Re: automatic analyze: readahead - add "IO read time" log message

Stephen Frost Wed, 13 Jan 2021 13:17:42 -0800

Greetings,

* Stephen Frost (sfr...@snowman.net) wrote:
> * Tomas Vondra (tomas.von...@enterprisedb.com) wrote:
> > Thanks. I'll do some testing/benchmarking once my machines are free, in
> > a couple days perhaps.
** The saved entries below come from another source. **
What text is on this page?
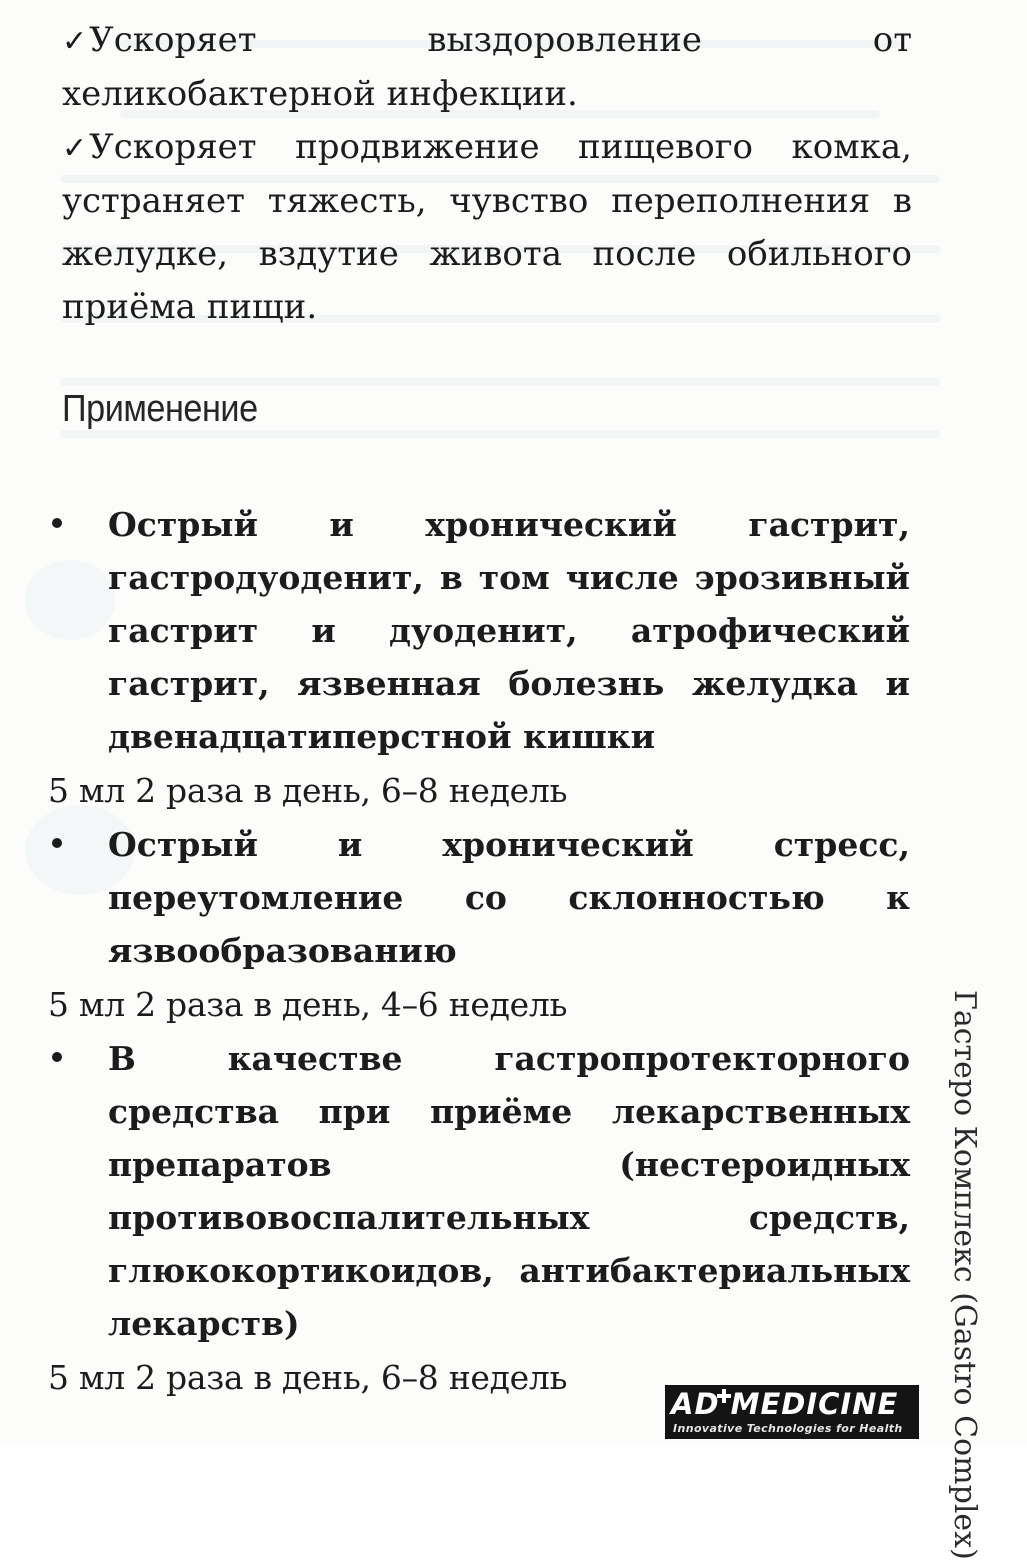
✓Ускоряет выздоровление от хеликобактерной инфекции.

✓Ускоряет продвижение пищевого комка, устраняет тяжесть, чувство переполнения в желудке, вздутие живота после обильного приёма пищи.

Применение

Острый и хронический гастрит, гастродуоденит, в том числе эрозивный гастрит и дуоденит, атрофический гастрит, язвенная болезнь желудка и двенадцатиперстной кишки

5 мл 2 раза в день, 6–8 недель

Острый и хронический стресс, переутомление со склонностью к язвообразованию

5 мл 2 раза в день, 4–6 недель

В качестве гастропротекторного средства при приёме лекарственных препаратов (нестероидных противовоспалительных средств, глюкокортикоидов, антибактериальных лекарств)

5 мл 2 раза в день, 6–8 недель	Гастеро Комплекс (Gastro Complex)
AD MEDICINE
Innovative Technologies for Health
But as I said before, I don't expect this to
> > behave very differently from other places that already do prefetching.
> 
> Agreed, but would still be nice to see test results beyond just what
> I've done.


Any chance you were able to run those tests..?

> > FWIW I wonder if this should be tracked separately in the CF app, as
> > it's very different from the original "add some logging" patch, which
> > makes the CF entry rather misleading.
> 
> I've gone ahead and updated the CF entry for this to hopefully make it
> clearer for those interested in looking at it.  I'll try to come back to
> this in the next CF, ideally we'd at least get someone else to take a
> look at the code beyond me. :)  (Obviously, you looked at it some, but
> wasn't really clear if you were alright with it or if you felt it needed
> more review.)

I've updated the patch to leverage Tom's introduction of
TimestatmpDifferenceMilliseconds, which simplifies things a bit (and I
don't think we need to worry about an analyze taking over 25 days...)
and generally rebased this up to current HEAD.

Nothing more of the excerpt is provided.